Coburn isn’t just complaining.  He offers this radical solution which some conservatives are fearful of.

Sen. Coburn proposes to do this by using one of the two methods of amending the U.S. Constitution laid out in Article V of that document — the Convention of States. Coburn made an argument for a convention in his newest book, “Smashing the DC Monopoly: Using Article V to Restore Freedom and Stop America’s Runaway Government.”

For an Article V Convention to occur, two-thirds of the state legislatures must pass an application for Congress to call one. Twelve states out of the 34 necessary have submitted such an application. All the state applications must deal with the same topics, and the 12 currently submitted call for amendments limiting the scope of the federal government, imposing a balanced budget on Congress, and giving term limits to Washington politicians.

“We can actually rebalance more power back to the people,” Coburn stated concerning these applications. “Bringing the power back to where the people actually have an input in it will actually solve some of the problems that are facing our country.”

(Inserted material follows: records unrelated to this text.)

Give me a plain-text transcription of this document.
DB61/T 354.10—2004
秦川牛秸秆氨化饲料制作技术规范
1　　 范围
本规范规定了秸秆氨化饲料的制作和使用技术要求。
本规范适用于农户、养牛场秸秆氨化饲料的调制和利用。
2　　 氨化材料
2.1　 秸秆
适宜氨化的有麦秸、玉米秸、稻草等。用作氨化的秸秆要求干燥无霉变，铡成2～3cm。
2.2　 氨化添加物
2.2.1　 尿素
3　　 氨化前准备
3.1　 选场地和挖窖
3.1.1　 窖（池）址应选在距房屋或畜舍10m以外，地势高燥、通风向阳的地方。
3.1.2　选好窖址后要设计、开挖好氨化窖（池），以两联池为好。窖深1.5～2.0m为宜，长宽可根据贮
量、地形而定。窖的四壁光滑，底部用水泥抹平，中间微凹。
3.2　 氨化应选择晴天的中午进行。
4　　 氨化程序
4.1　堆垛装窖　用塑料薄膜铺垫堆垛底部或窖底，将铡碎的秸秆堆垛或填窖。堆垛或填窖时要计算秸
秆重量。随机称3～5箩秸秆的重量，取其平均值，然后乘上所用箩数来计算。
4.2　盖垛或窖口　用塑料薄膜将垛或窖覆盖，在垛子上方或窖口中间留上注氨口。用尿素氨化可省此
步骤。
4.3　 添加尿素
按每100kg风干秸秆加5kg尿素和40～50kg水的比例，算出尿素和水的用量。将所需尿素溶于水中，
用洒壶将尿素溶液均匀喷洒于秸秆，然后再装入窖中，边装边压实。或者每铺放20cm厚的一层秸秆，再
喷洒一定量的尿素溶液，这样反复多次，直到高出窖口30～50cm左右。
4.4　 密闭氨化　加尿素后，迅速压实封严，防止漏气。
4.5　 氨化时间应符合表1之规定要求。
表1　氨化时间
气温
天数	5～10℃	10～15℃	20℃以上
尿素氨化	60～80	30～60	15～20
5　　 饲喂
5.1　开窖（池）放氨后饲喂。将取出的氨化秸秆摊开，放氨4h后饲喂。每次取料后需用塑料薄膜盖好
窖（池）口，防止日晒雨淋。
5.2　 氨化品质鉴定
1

Here’s how an Article V convention would actually work:

At an Article V Convention, states would send delegates chosen however they saw fit, who would discuss the issues laid out in the submitted applications. Proposed amendments would go back to the state legislatures for ratification, and they would not become part of the Constitution until three-fourths of the states had ratified them.

Coburn believes an Article V convention would be restrained by the fact three-fourths of the states would have to ratify any new amendments.  The runaway convention is a myth.